I've got EEG on my face!

Gumtree was yet again responsible for providing a weird distraction from daily life. This time, it was an ad for paid volunteers for a psychological study. It seemed interesting and, to be honest, an easy way to make a few quid.

So I fired off an email a couple of weeks ago and got back a message asking me to complete some online personality questionnaires. I did them, and submitted the results to Mindlab as requested. I wondered soon after if it was just a way of getting responses to the online test because once the results had been received, they emailed simply saying that if you were then chosen to take part in an actual study, then you would get the £5 payment for filling in the questionnaire. To be honest, I didn't expect to hear from them again.

However, last Sunday I got a phone call asking if I could go to the University of Sussex the next day to take part in an actual study, involving being hooked up to an EEG, for which I'd be paid £20 (plus the £5 for filling in the personality test).
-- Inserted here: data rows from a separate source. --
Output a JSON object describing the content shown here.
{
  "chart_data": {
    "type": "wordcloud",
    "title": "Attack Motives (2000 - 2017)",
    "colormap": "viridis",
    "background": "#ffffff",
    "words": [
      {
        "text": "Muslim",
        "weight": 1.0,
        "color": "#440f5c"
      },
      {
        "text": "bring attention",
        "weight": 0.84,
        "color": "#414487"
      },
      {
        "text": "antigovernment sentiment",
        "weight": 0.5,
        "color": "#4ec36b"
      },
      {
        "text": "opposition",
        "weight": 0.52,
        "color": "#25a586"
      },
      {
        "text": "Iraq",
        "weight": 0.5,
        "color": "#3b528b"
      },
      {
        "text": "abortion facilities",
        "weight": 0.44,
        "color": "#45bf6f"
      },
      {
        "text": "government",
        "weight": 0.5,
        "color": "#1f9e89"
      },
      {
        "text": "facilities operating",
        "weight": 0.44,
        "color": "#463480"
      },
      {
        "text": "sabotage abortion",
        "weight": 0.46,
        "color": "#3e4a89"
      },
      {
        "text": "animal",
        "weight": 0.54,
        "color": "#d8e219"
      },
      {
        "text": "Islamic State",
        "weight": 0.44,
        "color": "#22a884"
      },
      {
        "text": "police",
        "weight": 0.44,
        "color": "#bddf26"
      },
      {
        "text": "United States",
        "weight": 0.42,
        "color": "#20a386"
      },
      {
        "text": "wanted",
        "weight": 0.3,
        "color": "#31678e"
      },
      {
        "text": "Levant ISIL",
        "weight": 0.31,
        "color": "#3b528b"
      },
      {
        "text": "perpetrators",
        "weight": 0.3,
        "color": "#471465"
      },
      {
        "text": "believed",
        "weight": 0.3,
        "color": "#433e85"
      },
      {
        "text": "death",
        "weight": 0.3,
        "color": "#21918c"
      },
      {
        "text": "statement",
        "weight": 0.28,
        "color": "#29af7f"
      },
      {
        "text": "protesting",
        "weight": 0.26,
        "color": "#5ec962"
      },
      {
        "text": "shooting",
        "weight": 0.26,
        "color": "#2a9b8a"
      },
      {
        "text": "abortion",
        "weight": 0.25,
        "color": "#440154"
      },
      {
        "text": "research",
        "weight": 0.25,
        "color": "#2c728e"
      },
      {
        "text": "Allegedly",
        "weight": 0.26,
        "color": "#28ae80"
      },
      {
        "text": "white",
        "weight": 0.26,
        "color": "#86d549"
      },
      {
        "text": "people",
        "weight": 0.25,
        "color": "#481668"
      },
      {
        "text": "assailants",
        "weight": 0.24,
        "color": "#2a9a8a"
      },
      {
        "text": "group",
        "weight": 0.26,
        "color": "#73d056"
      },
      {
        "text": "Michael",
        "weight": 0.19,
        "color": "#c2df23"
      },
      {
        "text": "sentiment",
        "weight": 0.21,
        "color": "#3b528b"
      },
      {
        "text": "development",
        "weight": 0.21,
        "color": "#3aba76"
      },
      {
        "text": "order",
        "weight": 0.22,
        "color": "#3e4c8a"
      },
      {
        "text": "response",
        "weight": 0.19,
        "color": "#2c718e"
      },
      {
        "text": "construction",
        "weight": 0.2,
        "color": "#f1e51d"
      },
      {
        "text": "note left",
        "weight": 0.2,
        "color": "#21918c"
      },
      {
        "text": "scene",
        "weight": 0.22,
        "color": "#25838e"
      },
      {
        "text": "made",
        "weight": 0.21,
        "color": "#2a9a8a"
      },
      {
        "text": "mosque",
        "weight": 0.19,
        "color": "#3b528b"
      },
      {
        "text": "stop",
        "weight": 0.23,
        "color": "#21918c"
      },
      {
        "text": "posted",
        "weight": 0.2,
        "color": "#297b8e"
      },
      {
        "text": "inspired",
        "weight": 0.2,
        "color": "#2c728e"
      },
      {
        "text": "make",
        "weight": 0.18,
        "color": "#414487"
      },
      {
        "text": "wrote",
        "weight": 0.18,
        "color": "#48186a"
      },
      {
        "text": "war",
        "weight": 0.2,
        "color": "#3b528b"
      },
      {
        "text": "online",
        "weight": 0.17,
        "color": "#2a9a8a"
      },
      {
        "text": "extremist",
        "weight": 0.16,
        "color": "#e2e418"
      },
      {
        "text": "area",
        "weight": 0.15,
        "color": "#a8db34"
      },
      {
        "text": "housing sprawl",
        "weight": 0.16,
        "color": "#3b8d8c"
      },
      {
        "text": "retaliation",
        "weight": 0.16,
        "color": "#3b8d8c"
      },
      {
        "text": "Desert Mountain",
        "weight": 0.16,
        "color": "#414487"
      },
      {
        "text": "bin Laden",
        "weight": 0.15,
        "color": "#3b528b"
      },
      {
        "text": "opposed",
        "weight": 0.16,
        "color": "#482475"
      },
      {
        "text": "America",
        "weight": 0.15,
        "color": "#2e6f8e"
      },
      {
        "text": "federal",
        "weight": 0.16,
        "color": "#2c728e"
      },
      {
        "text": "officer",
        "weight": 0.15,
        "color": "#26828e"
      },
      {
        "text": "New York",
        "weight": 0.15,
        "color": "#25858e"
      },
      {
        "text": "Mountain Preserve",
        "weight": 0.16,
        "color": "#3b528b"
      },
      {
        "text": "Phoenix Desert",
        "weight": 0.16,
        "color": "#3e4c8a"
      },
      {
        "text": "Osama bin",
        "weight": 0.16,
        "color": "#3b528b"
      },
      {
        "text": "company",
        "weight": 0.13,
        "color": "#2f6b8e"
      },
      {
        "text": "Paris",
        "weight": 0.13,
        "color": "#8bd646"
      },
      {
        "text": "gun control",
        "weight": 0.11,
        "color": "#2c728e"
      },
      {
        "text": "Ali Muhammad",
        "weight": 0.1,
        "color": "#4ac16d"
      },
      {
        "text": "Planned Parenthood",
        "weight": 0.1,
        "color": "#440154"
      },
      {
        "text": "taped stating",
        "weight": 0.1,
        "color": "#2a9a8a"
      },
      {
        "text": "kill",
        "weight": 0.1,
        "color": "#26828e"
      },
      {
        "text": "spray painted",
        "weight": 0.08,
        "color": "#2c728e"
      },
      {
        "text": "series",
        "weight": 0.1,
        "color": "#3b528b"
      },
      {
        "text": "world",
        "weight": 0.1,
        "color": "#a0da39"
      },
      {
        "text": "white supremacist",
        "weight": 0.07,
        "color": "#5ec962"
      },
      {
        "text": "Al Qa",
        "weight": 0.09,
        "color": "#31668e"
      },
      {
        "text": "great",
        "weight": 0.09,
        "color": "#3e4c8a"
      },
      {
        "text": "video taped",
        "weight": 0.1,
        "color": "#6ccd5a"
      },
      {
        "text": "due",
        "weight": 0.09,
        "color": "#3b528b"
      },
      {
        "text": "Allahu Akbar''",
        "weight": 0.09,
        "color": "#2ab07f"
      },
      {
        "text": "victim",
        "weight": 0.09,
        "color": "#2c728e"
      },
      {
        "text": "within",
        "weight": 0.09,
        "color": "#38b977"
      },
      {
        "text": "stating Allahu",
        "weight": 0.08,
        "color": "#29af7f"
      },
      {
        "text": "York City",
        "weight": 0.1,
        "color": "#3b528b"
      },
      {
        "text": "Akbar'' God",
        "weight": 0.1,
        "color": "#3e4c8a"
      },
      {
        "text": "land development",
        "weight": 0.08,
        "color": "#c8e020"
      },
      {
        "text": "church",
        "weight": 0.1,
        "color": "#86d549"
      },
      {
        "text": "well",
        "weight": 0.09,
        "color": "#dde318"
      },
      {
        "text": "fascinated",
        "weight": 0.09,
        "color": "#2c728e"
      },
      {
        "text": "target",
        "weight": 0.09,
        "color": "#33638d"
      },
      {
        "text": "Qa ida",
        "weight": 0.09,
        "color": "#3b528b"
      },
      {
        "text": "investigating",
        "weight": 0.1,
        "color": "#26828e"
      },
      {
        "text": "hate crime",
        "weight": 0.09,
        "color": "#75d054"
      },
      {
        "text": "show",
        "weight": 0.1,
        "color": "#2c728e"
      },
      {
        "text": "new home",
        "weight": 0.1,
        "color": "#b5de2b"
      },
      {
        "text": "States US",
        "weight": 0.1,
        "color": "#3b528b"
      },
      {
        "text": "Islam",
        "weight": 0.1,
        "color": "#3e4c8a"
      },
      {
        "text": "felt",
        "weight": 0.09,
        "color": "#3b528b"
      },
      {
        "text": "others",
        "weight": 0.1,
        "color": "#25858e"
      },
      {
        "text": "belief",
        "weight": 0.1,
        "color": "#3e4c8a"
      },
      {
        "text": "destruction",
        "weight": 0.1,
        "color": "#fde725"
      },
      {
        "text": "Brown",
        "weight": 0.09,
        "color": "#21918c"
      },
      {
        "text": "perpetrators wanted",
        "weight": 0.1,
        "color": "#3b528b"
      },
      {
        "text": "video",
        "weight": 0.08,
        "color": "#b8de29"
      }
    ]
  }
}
Dade had volunteered for the very same study so we elected to go along at the same time, either for moral support or a mutual opportunity to laugh at each other, I'm not sure which.

So a freezing Monday morning found us mingling with the students on a train to Falmer. We checked into the Mindlab centre and met the four people who would be conducting the tests. They were a fairly young and amusing bunch, though the office looked a little thrown together (and the walls moved more than the ones on Crossroads!)

Before we knew it, we were being wired up - me in a very fetching tight-fitting cap with Polo-sized holes in, and a weird strap that attached the cap to a chest strap. Once secured, some really unpleasant electrode gel was squeezed into the holes (and all over my hair) before the elctrodes were attached and the signals were checked. Once that was done, I resembled some kind of multi-coloured Gorgon - or at least that was what I was told - I couldn't see myself. Very unfairly Dade could move in his seat and spy on me but I was practically velcro-ed to the back of my chair and couldn't reciprocate. I should just be grateful he didn't get a photo!

Once all the signals were being picked up OK, the procedure started. First, I was shown my "resting" brainwave - although initially even relaxed and with no visual stimuli, mine looked like the seismic readout of an earthquake. However, this turned out to be a glitch and it finally settled down. To show how important it was to remain as still and calm as possible, they asked me to blink a couple of times and also to clench my teeth. When I did so, the readout wnet wild. Finally, the actual test got underway - we were moved to our designated tables, the lights were dimmed and off we went. There were some control exercises - following dots round a screen with your eyes, presumably so that the eye-tracker could be tested, then counting the number of dots that appeared for a few seconds and shouting the answer out to the technician. That one was a bit disconcerting because our tests had been started almost simultaneously but Dade's just a little ahead. I could actually hear what number he was saying and it made me paranoid every time I counted a different number of dots, even though I couldn't be completely sure that we were doing exactly the same test! They then showed some random video clips of varying degrees of boringness (some Juliette Binoche rubbish), sentimentality (Forrest Gump) and violence (American History X). Once the controls were complete the actual study began. I'm not going to say with what we were actually shown because a) it's very boring and b) we signed a confidentiality agreement. Suffice to say, it involved looking at various pictures, accompanied by the most annoying voice in the world and then saying a number between 0 and 10 to say how much fun etc we thought the pictures looked. The actual test probably only took about 30% of the time!

Once done, I was disconnected from the apparatus and the cap was peeled off my head. Bleurgh. The gel was everywhere - my hair was all gunked up with it and was plastered to my head. Mmmmm, nice! Just as well my coat had a hood!

So off I trotted with my £25 in my pocket for my trouble - not bad for 75 minutes of weirdness.

I'm on their books now for future studies so we'll see if anything interesting crops up.